Still interesting and scary to think that individual can basically "destroy" irreversibly any amount of savings by forgetting the keys/ sending it to wrong address and that can be done with 1 click.



> Still interesting and scary to think that individual can basically "destroy" irreversibly any amount of savings by forgetting the keys/ sending it to wrong address and that can be done with 1 click.

That's exactly why any large values of bitcoin ought to be stored in multisignature wallets, 3-of-5 offering pretty robust resilience to loosing a key or two. In that case, you need three different signatures to move any money, so no single click accidental failures. Time locking funds can also prevent user mistakes, as no one can move the coins until the lock time is reached on-chain.


If time locks became popular we sure would have stories like "Florida Man locks 420 millions until the year 2202 thinking it was February next year".


"Florida man accidentally time travels back to 1077 to try to make some cash on early Apple Computer investment, presumed living among native Americans now"


Hilarious !


If you set a timelock by a timestamp lock_time [2], then the latest possible time is Tuesday 2038-01-19 [2].

[1] https://en.bitcoin.it/wiki/Protocol_documentation#tx

[2] https://en.wikipedia.org/wiki/Unix_time#Representing_the_num...


The painting part incidentally happened to my partents.

They had a friend who was basically giving away his paintings but nobody wanted them (they were horrifying, Coraline-style, and actually a picture of his mind).

He even wanted to create a paining roll with similar horrors when they were painting their apparment.

He was a very good friend but the paintings were to much.

Then he died and a few years later his paintings prices hit the roof (various hundreds of thousands of euros). My parents are still glad to not have had the paintings because they were giving them nightmares :)


> Howells grabbed the unwanted hard drive and threw it into a black garbage bag.

Would never happen to me, I am a hoarder (especially of old hard drives).


Right, it wasn't exactly an analogy. But I think it's still somewhat scary how easy it is to accidentally lose as well.


To be fair, he threw it away precisely because it didn't have much value.

It's more analogous to throwing out some of your amazon share certificates in 1997.

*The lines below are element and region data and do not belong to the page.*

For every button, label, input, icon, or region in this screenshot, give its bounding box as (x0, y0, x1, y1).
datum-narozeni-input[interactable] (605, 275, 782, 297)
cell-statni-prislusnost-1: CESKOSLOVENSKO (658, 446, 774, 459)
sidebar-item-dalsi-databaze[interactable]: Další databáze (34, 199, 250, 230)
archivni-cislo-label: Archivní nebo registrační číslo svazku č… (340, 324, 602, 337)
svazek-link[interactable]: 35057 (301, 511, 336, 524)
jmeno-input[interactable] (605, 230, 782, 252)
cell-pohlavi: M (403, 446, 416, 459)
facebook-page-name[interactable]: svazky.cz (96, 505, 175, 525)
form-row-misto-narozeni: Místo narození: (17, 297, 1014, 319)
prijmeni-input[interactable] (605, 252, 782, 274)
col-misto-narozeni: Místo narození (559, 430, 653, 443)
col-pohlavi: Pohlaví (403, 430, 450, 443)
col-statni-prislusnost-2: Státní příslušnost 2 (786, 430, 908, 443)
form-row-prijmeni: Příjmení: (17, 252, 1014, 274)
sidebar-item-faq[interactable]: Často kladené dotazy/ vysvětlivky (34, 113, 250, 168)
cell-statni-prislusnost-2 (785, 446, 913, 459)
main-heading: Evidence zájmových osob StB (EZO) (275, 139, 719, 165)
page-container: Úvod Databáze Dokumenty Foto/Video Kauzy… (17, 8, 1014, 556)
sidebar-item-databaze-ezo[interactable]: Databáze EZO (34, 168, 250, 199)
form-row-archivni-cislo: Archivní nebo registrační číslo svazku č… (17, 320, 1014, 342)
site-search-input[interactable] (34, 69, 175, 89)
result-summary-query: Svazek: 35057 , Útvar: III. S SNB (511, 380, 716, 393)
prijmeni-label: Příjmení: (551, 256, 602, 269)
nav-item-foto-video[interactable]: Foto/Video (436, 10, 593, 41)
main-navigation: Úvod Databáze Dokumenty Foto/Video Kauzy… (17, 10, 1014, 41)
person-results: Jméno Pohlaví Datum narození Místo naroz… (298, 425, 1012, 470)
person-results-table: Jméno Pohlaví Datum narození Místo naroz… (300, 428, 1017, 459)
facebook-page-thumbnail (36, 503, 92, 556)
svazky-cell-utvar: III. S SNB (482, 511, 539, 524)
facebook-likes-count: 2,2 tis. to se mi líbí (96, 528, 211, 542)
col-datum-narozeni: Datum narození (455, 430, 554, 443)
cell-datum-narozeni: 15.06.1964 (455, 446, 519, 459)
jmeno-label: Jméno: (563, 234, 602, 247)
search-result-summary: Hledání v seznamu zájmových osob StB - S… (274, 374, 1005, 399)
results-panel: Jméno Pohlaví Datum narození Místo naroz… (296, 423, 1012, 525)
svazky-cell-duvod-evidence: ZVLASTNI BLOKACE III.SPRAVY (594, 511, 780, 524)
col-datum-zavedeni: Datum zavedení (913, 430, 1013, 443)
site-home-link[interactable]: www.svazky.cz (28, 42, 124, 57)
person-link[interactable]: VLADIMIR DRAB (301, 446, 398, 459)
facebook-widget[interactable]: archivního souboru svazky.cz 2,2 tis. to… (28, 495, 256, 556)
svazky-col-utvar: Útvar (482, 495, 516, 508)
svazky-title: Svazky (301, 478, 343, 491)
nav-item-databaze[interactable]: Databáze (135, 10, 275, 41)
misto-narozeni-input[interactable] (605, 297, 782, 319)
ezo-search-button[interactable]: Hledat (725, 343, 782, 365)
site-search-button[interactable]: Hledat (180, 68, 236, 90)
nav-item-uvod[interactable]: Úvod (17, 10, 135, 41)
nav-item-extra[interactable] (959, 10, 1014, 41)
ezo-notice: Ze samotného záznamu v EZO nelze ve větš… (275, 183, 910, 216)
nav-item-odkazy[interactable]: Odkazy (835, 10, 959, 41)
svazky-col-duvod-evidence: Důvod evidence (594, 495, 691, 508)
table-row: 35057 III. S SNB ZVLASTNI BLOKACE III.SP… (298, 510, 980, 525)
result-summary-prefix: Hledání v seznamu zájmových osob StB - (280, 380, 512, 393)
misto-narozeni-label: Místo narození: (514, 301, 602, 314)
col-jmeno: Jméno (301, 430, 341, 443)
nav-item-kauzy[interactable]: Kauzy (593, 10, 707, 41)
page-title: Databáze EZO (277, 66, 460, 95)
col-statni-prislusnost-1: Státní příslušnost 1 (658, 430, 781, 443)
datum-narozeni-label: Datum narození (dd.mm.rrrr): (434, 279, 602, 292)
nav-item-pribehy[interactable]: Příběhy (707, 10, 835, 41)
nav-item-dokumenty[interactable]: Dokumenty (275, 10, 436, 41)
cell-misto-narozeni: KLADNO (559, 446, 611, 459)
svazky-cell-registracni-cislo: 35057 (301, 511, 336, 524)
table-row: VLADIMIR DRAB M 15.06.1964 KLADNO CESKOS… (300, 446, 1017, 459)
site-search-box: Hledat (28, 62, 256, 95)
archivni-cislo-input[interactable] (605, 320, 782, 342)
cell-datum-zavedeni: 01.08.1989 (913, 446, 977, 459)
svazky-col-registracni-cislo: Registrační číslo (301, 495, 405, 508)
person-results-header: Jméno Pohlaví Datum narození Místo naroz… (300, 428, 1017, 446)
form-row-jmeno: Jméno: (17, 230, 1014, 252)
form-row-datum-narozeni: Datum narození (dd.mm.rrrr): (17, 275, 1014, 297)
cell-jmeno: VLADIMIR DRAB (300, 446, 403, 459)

The thing is, if you lost your share certificate, but could still prove to the registrar that you were the legitimate owner of those shares, there's a good chance you would get them back. Likewise, if you accidentally burned a bunch of banknotes, but had sufficient fragments remaining to prove your ownership, your central bank is likely to be able to recompense you. That's one of the consumer-friendly features of centralised systems, which is considered a bug in consumer-hostile decentralised systems.


>could still prove to the registrar

Sure and if he had a multisig wallet he would still have his coins.

The equivalency is that he did none of these things.


Failing to take additional steps before a loss is conceptually very different from being able to take additional steps after a loss. You might as well list a whole bunch of additional things he could have done before throwing away the hard drive, e.g. having a recovery phrase split over multiple pieces of paper each stored in different bank vaults (like the Winkelvii), or simply keeping a back-up of the hard drive contents. If you lose the PIN to access your bank account, your bank would never say something like "sorry, can't help, you should have done X, Y or Z before you lost your PIN, but never mind [to quote Satoshi from the article] Lost coins only make everyone else's coins worth slightly more."


All of your examples do is show the steps the present banking system has taken before a loss, to aid recovery in the future, after a loss.

Planning ahead is rewarded in life, what can I say.